Task 1) Installation of Ansible on AWS EC2 (Master Node)
Update your system packages:
sudo apt-get update
Install Ansible
sudo apt-get install ansible
ansible --version
Task 2) Read more about Hosts file
In Ansible, the term “host file” typically refers to the inventory file or inventory configuration file. An inventory file is used to define the target hosts or nodes that Ansible should manage and interact with during playbook execution. This file provides information about the hosts’ IP addresses, hostnames, connection details, and various host-specific variables.
Here’s a basic example of an INI-style inventory file:
[web_servers]
web1 ansible_host=192.168.1.10 ansible_user=your_username
web2 ansible_host=192.168.1.11 ansible_user=your_username
[database_servers]
db1 ansible_host=192.168.1.20 ansible_user=your_username
You can specify the inventory file when running Ansible commands or playbooks using the -i flag:
ansible-playbook -i inventory.ini your_playbook.yml
To view the playbooks run the below command
sudo nano /etc/ansible/hosts ansible-inventory — list -y
Task 3) Set up 2 more EC2 instances with the same Private keys as the previous instance (Node). Copy the private key to the master server where Ansible is set up. Try a ping command using Ansible to the Nodes.
Step 1) Generate the key on the master machine.
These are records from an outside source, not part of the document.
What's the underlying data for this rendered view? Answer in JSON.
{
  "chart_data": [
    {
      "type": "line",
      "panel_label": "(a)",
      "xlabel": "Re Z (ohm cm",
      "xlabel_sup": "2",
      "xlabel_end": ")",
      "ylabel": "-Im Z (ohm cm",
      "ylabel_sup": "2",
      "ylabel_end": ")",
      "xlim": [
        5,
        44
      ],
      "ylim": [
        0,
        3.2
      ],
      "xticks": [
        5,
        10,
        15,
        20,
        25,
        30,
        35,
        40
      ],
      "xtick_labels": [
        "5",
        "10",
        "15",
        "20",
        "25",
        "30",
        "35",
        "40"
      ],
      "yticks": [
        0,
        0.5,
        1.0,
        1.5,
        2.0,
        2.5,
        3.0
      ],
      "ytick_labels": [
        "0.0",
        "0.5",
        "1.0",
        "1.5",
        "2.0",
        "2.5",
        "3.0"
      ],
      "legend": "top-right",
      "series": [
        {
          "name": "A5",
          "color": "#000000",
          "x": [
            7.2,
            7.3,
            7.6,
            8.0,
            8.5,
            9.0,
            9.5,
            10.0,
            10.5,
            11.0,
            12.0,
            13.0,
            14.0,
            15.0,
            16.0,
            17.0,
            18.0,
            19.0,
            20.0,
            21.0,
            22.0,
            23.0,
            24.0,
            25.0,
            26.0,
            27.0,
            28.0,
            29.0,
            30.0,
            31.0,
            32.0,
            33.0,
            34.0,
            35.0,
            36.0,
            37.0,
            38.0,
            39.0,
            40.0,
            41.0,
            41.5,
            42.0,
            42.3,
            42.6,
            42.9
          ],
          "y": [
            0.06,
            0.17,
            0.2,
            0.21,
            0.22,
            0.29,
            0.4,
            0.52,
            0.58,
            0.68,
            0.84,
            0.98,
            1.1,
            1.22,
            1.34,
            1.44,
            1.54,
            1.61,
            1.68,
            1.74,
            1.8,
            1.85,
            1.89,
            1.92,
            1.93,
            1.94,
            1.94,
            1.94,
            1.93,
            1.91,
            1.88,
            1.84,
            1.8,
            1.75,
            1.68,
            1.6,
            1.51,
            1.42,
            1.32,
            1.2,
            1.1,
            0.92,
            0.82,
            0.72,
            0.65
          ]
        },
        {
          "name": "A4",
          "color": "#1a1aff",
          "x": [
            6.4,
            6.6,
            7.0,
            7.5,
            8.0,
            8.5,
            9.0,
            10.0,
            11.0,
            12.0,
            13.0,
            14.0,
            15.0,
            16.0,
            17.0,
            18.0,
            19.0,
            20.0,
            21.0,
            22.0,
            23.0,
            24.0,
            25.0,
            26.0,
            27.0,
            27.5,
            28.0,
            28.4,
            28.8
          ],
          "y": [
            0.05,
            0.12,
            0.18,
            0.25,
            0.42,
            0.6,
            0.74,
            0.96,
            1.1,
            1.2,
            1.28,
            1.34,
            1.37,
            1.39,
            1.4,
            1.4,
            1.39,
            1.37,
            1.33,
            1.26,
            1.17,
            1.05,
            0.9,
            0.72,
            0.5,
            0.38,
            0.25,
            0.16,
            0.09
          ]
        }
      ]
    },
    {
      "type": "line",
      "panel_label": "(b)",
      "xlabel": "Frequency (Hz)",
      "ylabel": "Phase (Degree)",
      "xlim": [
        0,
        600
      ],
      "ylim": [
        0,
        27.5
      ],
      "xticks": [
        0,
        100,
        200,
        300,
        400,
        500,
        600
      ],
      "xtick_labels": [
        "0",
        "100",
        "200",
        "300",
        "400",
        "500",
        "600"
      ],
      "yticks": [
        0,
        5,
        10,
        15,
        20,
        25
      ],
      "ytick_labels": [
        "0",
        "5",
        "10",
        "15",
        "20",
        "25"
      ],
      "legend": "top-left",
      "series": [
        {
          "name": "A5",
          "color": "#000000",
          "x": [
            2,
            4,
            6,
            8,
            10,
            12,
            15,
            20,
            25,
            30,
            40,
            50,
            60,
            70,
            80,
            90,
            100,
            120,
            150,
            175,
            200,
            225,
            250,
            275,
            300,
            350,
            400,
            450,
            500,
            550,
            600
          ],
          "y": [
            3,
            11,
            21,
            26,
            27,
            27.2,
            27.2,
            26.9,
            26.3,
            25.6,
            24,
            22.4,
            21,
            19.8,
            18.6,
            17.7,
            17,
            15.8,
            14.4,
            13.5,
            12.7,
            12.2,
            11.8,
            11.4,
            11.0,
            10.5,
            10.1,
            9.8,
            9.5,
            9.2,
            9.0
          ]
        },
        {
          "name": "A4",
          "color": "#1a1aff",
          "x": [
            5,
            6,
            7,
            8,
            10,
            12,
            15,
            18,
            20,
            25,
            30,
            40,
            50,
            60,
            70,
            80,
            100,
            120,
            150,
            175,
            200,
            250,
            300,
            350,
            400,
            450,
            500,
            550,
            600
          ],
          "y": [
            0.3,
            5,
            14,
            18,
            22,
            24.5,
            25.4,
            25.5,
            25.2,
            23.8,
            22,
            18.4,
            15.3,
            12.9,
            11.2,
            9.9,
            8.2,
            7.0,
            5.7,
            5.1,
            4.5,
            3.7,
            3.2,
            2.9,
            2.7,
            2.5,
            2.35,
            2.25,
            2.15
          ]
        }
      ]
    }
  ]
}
Use below command
ssh-keygen

Copy generated public key. use the below command for that.
sudo cat ~/.ssh/id_rsa.pub
Once you get the public key, copy that and paste it into the slave machine’s “authorized_keys” file (Do this on both machines)
You can do this using the below command, it will open the authorized_keys file and you have to paste that key in it.
vi ~/.ssh/authorized_keys
By adding a public key from the master to the slave machine we have now configured keyless access. To verify you can try to access the slave machine and use the command as mentioned in the below format from the Master server.
ssh <IP Address of slave machine>

Configure slave, for that, create a host file on the master machine. Use the below command.
sudo vi /etc/ansible/hosts
Add our slave’s IP address here or you can choose any other location as well.


Add our slave’s IP address here
[webservers]
Server1 ansible_host=172.31.35.47
To check the nodes are connected, run
ansible -m ping all

Here, We have successfully configured the master-slave ansible connection.